Recently I’ve been looking at various proxy/tunneling options that can’t be easily detected by firewalls.
I’ve found a bunch of stuff, but I’m struggling to understand how everything work. I found dozens of differtent protocols, some open, other proprietary; some have multiple names while some names refer to multiple protocols… Most open source projects I found have a vague, non-technical description of what they are and do. And most “free proxys” I can find that use these protocols, don’t give enough details to let me configure my local endpoint (wtf?).
I’m a software engineer / Linux sysadmin and got a decent understanding of networking (protocols: IP, TCP, UDP, HTTP(S)… software: SSH, OpenVPN, WireGuard, iptables, Nginx, Apache… encryption: simmetric, asymmetric, certificates… routing, NATting, and so and so forth).
I’d like to understand how proxy-related technologies work; not in a super detailed way, just enough to understand what kind of data my proxy endpoint sends: is it encapsulated into any other application layer protocol? does it incapsulates other protocols’ data within its payload? how does it handle the routing?
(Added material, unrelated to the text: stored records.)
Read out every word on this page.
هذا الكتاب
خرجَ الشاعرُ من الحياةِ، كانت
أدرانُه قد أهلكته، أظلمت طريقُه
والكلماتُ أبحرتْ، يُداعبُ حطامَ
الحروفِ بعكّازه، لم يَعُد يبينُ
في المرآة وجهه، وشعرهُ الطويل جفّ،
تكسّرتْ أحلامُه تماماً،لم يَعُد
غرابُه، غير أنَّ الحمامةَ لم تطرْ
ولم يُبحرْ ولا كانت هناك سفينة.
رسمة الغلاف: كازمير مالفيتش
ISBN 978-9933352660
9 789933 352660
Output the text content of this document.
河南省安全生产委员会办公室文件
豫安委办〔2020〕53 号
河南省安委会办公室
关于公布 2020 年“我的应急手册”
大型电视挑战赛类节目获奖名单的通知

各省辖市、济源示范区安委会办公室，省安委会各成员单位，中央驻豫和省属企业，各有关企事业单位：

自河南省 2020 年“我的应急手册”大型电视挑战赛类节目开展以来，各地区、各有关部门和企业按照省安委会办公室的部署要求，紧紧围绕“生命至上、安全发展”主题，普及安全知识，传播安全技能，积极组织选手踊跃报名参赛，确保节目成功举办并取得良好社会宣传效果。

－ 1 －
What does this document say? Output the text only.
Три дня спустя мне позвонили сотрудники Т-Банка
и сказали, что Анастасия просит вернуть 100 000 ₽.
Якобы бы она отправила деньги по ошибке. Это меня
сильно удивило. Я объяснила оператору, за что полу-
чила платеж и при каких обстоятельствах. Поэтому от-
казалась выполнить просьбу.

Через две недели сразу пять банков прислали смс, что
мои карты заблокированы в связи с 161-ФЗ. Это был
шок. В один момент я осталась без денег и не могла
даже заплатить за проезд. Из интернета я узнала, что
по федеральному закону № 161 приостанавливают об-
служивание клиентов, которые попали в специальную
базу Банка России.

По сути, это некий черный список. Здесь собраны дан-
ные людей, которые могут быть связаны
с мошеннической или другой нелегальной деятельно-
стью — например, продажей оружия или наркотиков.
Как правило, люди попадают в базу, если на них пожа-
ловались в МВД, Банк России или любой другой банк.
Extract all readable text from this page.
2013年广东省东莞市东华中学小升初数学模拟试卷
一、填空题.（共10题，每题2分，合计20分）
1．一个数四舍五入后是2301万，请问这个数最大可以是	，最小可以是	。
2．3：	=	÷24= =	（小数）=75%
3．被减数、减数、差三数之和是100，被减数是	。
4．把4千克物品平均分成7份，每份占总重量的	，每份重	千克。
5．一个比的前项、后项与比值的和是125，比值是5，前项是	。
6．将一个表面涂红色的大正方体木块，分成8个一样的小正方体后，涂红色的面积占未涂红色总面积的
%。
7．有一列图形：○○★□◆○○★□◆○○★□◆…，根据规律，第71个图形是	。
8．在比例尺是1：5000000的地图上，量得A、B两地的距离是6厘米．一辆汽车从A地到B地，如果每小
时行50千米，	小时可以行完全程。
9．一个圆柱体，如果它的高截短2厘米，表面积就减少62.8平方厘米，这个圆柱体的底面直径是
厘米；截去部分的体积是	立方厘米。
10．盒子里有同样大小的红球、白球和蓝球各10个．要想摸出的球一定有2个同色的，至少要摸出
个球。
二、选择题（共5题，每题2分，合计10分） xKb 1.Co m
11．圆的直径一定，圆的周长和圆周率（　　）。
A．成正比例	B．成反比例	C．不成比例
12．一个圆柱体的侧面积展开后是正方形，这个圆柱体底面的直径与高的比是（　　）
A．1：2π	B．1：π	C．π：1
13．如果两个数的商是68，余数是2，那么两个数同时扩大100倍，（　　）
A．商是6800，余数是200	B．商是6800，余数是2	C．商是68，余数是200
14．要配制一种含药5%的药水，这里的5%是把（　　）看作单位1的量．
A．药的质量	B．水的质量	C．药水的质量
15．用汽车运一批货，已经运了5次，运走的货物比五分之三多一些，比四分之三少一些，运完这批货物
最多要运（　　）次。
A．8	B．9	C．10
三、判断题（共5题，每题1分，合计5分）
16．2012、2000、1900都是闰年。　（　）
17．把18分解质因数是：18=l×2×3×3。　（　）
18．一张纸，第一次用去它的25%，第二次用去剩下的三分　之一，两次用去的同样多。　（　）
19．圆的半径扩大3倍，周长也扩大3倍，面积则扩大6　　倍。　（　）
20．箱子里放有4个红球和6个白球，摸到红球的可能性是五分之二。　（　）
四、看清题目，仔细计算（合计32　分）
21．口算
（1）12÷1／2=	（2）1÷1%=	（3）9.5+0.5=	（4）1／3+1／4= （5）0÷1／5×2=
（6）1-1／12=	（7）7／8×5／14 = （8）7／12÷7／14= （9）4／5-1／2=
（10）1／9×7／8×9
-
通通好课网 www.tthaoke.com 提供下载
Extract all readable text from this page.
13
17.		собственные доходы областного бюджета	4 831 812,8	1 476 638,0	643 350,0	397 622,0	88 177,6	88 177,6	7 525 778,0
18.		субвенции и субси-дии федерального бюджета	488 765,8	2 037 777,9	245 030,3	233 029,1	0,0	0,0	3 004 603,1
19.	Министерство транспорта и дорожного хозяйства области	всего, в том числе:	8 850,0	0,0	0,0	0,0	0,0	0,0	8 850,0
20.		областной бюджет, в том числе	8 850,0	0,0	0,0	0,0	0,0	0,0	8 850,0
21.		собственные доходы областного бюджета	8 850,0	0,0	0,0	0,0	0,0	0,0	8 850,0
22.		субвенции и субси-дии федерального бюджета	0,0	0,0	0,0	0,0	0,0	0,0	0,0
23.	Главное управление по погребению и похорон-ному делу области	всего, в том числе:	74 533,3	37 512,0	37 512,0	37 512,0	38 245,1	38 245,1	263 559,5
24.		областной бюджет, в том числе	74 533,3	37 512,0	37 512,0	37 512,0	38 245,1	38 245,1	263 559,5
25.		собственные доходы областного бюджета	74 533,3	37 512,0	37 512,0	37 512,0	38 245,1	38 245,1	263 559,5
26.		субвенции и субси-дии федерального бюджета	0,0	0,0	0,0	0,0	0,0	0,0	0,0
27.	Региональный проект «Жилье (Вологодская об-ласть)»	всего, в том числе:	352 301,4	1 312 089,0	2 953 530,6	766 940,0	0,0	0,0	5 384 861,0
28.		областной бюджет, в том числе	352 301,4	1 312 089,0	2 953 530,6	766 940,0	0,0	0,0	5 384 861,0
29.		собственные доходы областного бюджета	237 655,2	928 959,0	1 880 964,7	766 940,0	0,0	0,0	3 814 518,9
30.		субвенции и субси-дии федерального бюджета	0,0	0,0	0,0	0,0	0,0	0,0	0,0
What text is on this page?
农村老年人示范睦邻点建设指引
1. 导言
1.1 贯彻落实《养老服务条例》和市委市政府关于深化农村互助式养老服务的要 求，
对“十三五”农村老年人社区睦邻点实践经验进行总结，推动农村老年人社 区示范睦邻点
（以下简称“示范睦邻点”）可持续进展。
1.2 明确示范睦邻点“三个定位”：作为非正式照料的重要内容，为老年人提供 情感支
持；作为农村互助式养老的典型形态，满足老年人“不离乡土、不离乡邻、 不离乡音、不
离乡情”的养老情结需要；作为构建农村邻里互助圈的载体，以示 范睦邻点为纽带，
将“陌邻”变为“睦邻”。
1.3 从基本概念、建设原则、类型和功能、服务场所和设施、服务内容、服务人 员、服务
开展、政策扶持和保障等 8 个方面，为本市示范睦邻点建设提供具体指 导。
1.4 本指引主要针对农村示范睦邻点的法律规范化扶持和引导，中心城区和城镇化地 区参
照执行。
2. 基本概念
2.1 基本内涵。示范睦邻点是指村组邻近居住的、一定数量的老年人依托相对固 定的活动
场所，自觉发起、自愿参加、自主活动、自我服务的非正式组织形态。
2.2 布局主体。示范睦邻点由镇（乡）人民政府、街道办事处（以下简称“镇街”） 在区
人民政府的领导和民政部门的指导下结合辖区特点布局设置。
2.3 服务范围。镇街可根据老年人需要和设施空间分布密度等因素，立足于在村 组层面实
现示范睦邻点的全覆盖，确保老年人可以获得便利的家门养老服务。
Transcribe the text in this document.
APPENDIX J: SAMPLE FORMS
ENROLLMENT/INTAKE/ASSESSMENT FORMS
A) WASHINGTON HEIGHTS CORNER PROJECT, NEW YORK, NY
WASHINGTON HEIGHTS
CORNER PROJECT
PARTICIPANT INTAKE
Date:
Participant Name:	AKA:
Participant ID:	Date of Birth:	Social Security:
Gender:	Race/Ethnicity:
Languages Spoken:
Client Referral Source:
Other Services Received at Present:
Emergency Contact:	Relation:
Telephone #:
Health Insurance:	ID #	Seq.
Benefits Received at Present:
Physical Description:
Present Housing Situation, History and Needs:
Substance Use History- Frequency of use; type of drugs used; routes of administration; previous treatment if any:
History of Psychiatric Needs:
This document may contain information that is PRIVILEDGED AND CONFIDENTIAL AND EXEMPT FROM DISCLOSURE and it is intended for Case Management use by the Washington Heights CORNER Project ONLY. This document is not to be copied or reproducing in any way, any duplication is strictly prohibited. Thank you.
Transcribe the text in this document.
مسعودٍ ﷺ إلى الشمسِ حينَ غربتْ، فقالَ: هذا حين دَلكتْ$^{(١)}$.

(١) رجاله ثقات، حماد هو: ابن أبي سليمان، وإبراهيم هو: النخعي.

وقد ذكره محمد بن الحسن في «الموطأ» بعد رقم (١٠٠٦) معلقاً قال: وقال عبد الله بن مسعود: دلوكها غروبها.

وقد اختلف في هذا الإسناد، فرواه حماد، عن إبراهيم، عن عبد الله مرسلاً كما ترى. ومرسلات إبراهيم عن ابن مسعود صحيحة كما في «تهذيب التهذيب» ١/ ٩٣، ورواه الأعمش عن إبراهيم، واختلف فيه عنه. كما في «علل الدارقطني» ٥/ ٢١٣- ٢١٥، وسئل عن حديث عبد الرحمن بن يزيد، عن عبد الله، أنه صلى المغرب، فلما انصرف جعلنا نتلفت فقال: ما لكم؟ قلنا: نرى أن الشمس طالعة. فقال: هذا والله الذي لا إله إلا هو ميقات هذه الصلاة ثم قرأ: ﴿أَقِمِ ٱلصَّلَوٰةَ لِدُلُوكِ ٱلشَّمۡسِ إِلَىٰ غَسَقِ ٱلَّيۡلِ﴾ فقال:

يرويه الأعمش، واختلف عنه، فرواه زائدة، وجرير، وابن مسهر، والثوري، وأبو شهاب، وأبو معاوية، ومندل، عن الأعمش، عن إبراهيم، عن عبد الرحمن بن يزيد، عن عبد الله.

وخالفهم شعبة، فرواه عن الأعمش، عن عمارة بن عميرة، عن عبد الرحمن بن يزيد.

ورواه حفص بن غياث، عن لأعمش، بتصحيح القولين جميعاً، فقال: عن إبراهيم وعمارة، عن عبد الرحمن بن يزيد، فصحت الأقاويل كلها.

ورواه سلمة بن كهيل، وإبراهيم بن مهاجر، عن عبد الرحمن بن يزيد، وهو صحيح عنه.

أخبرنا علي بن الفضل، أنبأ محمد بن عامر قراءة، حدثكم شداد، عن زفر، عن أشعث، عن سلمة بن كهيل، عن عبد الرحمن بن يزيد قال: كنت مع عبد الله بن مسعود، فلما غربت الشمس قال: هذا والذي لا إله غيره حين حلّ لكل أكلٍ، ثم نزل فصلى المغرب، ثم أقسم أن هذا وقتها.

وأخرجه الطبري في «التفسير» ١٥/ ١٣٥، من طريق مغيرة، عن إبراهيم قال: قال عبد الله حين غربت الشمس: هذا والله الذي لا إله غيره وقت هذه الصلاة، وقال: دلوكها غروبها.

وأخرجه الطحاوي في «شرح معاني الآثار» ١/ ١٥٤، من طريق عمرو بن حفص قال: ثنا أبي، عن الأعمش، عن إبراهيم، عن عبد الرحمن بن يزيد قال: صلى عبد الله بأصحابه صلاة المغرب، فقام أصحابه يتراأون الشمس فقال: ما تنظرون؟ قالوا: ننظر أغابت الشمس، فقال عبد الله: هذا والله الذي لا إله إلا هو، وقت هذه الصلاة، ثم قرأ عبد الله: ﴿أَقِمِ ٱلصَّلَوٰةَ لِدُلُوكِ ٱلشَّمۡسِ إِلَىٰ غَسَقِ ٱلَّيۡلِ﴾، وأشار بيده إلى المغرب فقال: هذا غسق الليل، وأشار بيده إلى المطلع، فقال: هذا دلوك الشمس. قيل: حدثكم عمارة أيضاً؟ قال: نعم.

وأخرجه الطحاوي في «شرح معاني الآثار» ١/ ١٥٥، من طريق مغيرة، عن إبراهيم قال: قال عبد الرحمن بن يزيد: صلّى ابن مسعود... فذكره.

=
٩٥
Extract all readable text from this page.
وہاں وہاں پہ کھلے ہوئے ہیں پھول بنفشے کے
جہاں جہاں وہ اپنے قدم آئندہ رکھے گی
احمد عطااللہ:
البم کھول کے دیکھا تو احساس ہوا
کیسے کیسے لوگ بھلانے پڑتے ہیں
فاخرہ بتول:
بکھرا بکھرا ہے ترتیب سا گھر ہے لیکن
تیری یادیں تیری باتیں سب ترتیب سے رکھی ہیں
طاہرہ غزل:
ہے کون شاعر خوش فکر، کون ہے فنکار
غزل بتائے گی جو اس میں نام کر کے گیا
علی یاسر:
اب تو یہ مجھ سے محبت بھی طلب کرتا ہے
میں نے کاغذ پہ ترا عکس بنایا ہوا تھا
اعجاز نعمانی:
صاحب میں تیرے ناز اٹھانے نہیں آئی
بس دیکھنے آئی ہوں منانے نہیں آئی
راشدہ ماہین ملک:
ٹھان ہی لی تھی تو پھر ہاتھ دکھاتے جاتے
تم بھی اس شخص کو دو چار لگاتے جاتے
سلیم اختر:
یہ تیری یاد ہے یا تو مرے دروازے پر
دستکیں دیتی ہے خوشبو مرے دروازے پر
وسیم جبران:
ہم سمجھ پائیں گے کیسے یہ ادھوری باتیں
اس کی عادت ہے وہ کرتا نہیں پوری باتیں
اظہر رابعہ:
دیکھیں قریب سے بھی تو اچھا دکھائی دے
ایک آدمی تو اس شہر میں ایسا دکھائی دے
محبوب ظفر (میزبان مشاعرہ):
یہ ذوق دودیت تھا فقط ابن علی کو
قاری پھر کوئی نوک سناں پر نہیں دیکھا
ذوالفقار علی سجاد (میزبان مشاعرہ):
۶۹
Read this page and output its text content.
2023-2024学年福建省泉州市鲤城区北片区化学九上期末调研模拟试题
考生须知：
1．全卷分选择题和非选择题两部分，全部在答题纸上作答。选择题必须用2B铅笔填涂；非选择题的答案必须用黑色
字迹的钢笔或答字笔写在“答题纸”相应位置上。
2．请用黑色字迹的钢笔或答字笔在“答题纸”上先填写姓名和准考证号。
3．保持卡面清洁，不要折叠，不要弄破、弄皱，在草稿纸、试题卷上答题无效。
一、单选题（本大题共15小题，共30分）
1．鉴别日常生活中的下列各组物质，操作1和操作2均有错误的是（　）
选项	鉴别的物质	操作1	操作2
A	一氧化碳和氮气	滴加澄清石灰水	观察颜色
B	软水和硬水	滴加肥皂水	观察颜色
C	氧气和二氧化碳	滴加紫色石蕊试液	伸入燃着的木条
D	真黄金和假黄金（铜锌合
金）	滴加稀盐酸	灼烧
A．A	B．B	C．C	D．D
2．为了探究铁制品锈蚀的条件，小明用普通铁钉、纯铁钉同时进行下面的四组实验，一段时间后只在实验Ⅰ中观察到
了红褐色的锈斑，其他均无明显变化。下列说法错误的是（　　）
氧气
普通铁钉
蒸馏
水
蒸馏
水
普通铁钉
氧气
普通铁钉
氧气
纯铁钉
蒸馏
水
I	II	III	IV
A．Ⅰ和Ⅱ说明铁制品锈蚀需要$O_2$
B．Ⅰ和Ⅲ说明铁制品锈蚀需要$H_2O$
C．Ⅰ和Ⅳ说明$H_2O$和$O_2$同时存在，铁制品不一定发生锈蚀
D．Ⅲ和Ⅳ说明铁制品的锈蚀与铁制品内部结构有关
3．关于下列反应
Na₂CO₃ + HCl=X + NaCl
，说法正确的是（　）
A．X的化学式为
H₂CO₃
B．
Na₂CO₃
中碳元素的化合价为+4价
Could anyone give me an overview of the various protocols, like: Shadowsocks (AFAIK it’s just a SOCKSv5 implementation that sends its data in the payload of an HTTP connection?), ShadowsocksR, V2Ray, XRay, XTLS, VMess, VLess, Trojan, Naive, Hysteria, Mieru, Psiphon, Eclipse, StealthVPN etc? Are there any others I should be aware of?
And to conclude, why is this stuff so complicated? The various protocols are considerably different from each others, or is this just a case of different people implementing similar things in different ways and thus resulting in an XKCD 927 sort of situation?